Endoplazmik Retikulum (Er)

Endoplazmik Retikulum (ER), hücrelerin sitoplazmasında bulunan karmaşık bir membran sistemidir. Bir zarla sınırlanan sürekli bir boşluktan oluşur. RE, hayatta kalması ve işleyişi için gerekli birçok işlevi yerine getiren önemli bir hücre organelidir.

RE iki tipte olabilir: pürüzlü ve pürüzsüz. Pürüzlü RE (RER) dış yüzeyine bağlı ribozomlara sahipken pürüzsüz RE (SER)'de ribozom yoktur. RER'deki ribozomlar protein sentezinden sorumludur, SER ise lipit ve karbonhidrat metabolizmasıyla ilgili işlevleri yerine getirir.

RER'de protein sentezi, mRNA'nın ribozomlar üzerinde çevrilmesiyle başlar. Bu proteinler daha sonra RER boşluğuna aktarılır ve burada glikosilasyon ve RER alanında protein katlanması gibi bir translasyon sonrası modifikasyon sürecine tabi tutulurlar. Proteinler daha sonra hücrenin içindeki veya dışındaki hedeflerine taşınır.

SER'in lipid ve karbonhidrat metabolizmasıyla ilgili birçok işlevi vardır. Fosfolipitler ve trigliseritler gibi çok sayıda lipidin sentezinde rol alır ve ayrıca glikojen gibi karbonhidratların metabolizmasında da rol oynar. SER ayrıca toksik bileşikleri ve ilaçları uzaklaştırarak hücre detoksifikasyonunda da önemli bir rol oynar.

Ayrıca RE, hücreler arasındaki sinyalleşmede önemli bir rol oynar. Golgi aygıtı, mitokondri ve peroksizomlar gibi hücredeki diğer membran sistemleriyle temas bölgeleri oluşturabilir.

Genel olarak Endoplazmik Retikulum, hücrenin hayatta kalması ve işlevi için gerekli birçok işlevi yerine getiren önemli bir organeldir. RER ve SER olmak üzere iki türü, sırasıyla protein sentezi ve lipid ve karbonhidrat metabolizmasıyla ilgili farklı işlevlere sahiptir. RE ayrıca hücreler arasındaki sinyalleşmede de önemli bir rol oynar.



Endoplazmik retikulum (kısaltılmış Er), bir hücrenin sitoplazmasındaki tek bir sürekli boşluğu temsil eden membran yapılarının bir koleksiyonudur. Başlıca işlevi hücre içinde çeşitli maddelerin sentezi ve taşınmasıdır.

İki tür retikulum vardır: pürüzlü ve pürüzsüz. Kaba retikulumun yüzeyinde ribozomlar bulunur ve protein sentezi ve taşınması işlevini yerine getirir.

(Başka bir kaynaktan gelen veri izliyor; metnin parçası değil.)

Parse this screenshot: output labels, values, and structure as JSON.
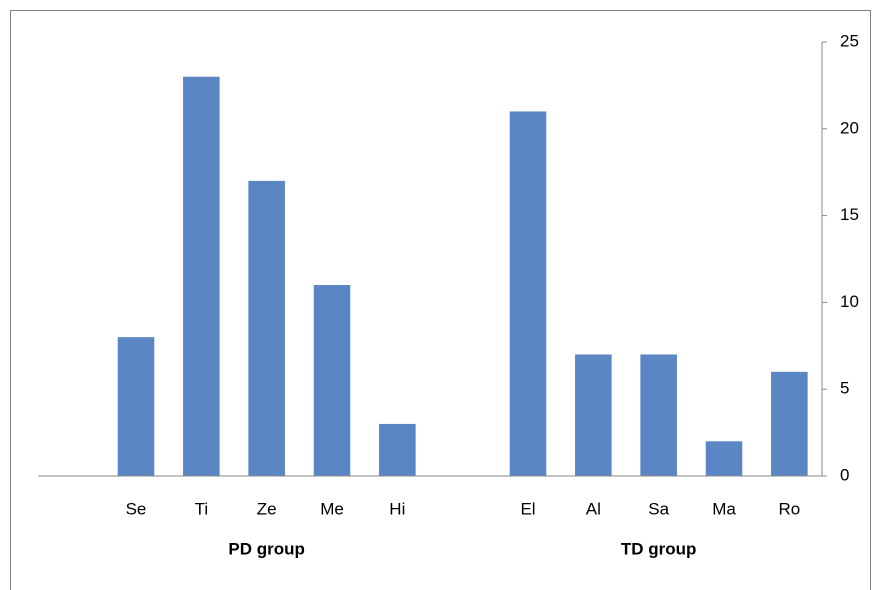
{
  "chart_data": {
    "type": "bar",
    "categories": [
      null,
      "Se",
      "Ti",
      "Ze",
      "Me",
      "Hi",
      null,
      "El",
      "Al",
      "Sa",
      "Ma",
      "Ro"
    ],
    "values": [
      null,
      8,
      23,
      17,
      11,
      3,
      null,
      21,
      7,
      7,
      2,
      6
    ],
    "groups": [
      "PD group",
      "TD group"
    ],
    "color": "#5b86c4",
    "ylim": [
      0,
      25
    ],
    "yticks": [
      0,
      5,
      10,
      15,
      20,
      25
    ],
    "y_axis_side": "right",
    "grid": false
  }
}
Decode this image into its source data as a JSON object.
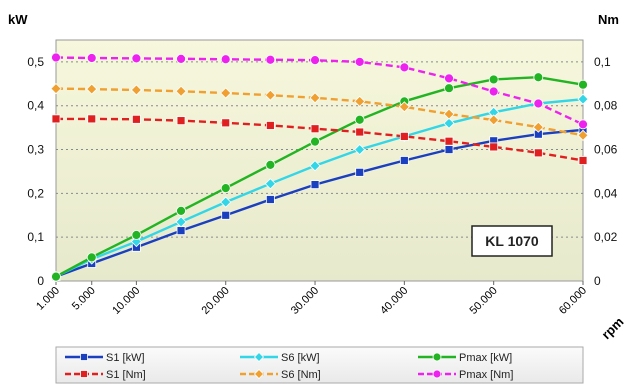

Pürüzsüz retikulumun ribozomları yoktur ve karbonhidratların ve lipitlerin sentezi ve metabolizmasının yanı sıra bunların hücre içinde taşınması işlevlerini de yerine getirir.



Endoplazmik retikulum veya Golgi aparatı (aksi takdirde yarık benzeri pinositoz) veya basitçe endoplazmik retikulum veya endoplazmanın çok önemli bir işlevi vardır - bu sentezdir. Çeşitli moleküllerin taşınmasını kolaylaştıran özel bir yapıya sahiptir. Endoplazmanın ana kısmı zarlarla çevrili pürüzsüz bir bölgedir. Burada lipitler, karbonhidratlar ve diğer maddeler sentezlenir. Bazı hücrelerin de pürüzlü bir alanı vardır. Pürüzsüz olana bağlanır, ancak çekirdeğe çok daha yakın bulunur ve daha fazla ribozom içerir. Pürüzsüz kısım membranında herhangi bir sorun varsa sentez durur. Vücudun işleyişi için önemli olan maddelerin (örneğin enerji) taşıma fonksiyonunda da bozulma vardır. Pürüzsüz bölge, sub-endoplazmik kesecikler adı verilen birkaç parçaya bölünebilir. Küçük ve büyük olanlar da dahil olmak üzere çeşitli proteinler içerirler. Bunlar hücreyi hasardan koruyan çözünmeyen elementlerdir. Endoplazmanın kaba kısmı hücreye benzer. Gerekli tüm araçları içerir. Bu ribozomları içerir. Bunlar proteinler ve ribonükleoproteinlerden oluşan komplekslerdir. Onların yardımıyla bir dizi süreç meydana gelir. Bunlardan biri, çeşitli işlevleri yerine getiren spesifik proteinlerin sentezidir. Bunlar vücutta sinyal iletimini, iyon bağlanmasını vb. içerir.